Captain Cook wasn’t born in Australia!
And there weren’t European settlements in Australia until the 1780s! How could there be a proper stone cottage from 1750?
The answer is sad and prosaic.
The cottage was built in 1750, but not in its current location. It was built by Cook’s parents in England, sold in the 1930s, bought by a wealthy Australian, transported stone by stone to Melbourne, and re-assembled.
So really, it’s only kinda an 18th century cottage.
Darn.
And the news gets worse.
Despite what everyone in Melbourne (with the exception of the cottage staff) will tell you, Captain Cook wasn’t born in the cottage. It was built by his parents, but it was built when he was TWENTY SIX! Yeah. It’s very doubtful he ever lived in it – more likely he just visited.
Well, boo.
In fact, the closest the cottage really gets to Cook’s birth is a fragment of the column from the church he was baptised in in Merton, England.

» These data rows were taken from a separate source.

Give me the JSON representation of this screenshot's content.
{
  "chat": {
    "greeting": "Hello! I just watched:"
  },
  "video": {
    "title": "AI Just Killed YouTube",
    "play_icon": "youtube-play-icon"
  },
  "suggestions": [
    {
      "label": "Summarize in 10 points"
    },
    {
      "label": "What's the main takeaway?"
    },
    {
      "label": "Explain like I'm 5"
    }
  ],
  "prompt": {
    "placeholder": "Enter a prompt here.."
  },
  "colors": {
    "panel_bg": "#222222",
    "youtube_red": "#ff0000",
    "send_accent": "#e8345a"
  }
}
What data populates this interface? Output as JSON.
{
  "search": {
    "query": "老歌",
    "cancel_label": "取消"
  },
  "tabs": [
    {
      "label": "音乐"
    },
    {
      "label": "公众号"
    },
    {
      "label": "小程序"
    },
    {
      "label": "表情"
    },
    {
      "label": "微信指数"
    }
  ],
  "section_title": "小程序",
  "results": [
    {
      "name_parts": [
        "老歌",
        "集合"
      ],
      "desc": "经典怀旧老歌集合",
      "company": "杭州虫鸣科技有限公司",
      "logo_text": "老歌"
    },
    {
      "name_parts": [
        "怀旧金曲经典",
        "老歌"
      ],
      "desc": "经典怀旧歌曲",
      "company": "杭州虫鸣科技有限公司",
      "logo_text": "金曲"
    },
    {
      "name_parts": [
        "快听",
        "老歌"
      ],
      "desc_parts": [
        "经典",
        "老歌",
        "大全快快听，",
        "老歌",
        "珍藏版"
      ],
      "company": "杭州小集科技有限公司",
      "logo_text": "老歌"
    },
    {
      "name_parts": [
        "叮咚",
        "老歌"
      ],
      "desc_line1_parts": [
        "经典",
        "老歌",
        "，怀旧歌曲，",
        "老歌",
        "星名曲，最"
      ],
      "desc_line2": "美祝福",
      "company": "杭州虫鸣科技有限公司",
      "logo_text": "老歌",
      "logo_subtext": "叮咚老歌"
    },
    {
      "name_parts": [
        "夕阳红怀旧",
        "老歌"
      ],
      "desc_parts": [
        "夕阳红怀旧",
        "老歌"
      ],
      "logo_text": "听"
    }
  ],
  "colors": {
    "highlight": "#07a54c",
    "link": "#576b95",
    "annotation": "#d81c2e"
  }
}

Still, original or not it is the oldest building in Australia, and one of the few 18th century buildings I have ever seen (I really must get to Europe!).
The cottage is also fascinating in that it is a labourer’s house – Cook’s parents were simple farm workers, so even with 20th century plastering and a mish-mash of furniture, you got a clear sense of how ordinary people lived. The rooms are tiny, the staircase steep and narrow, the windows small.
The cottage was sort-of furnished, but I’m not enough of an expert on 18th century furniture and house fittings to confirm if they were accurate or not.
I can confirm that sadly, all the textiles associated with the cottage are not accurate. The visitors stopping through did seem to really enjoy the dress up box with its shiny white wigs and 1970s crocheted shawls, and that’s how my enthusiasm for costuming started as a young girl, so full points for that.
To be perfectly honest, the inaccurate textiles didn’t bug me – you wouldn’t want real 18th century textiles on display in open rooms with harsh antipoedean sunshine. What did bug me was this:
It’s based on a photograph of a pretend 18th century family in one of the cottage’s educational displays. The photograph is well…unfortunate…but if you are going to do a painting you can make anything up, so they could have at least drawn people in somewhat accurate and plausible garments. Even just garments that fit. Gah!
Ok. So that made me grumpy.
What made me happy was the garden – a reproduction 18th century cottage garden. Some of the labels referred more to 19th century flower symbology than 18th century concepts, but the plants were lovely, and the garden was suitably focused on food and health, and properly untidy.
Other good stuff:
The price. At $5 the entry fee properly balanced funding the house and being accessible to a reasonable range of people. It certainly seemed popular – there was a steady stream of visitors, mostly families with children,
And the staff were great – lovely and friendly and enthusiastic about their work. They were certainly excited about getting a visitor from Hawaii.
The verdict? A charming place to visit, particularly suited for families and children.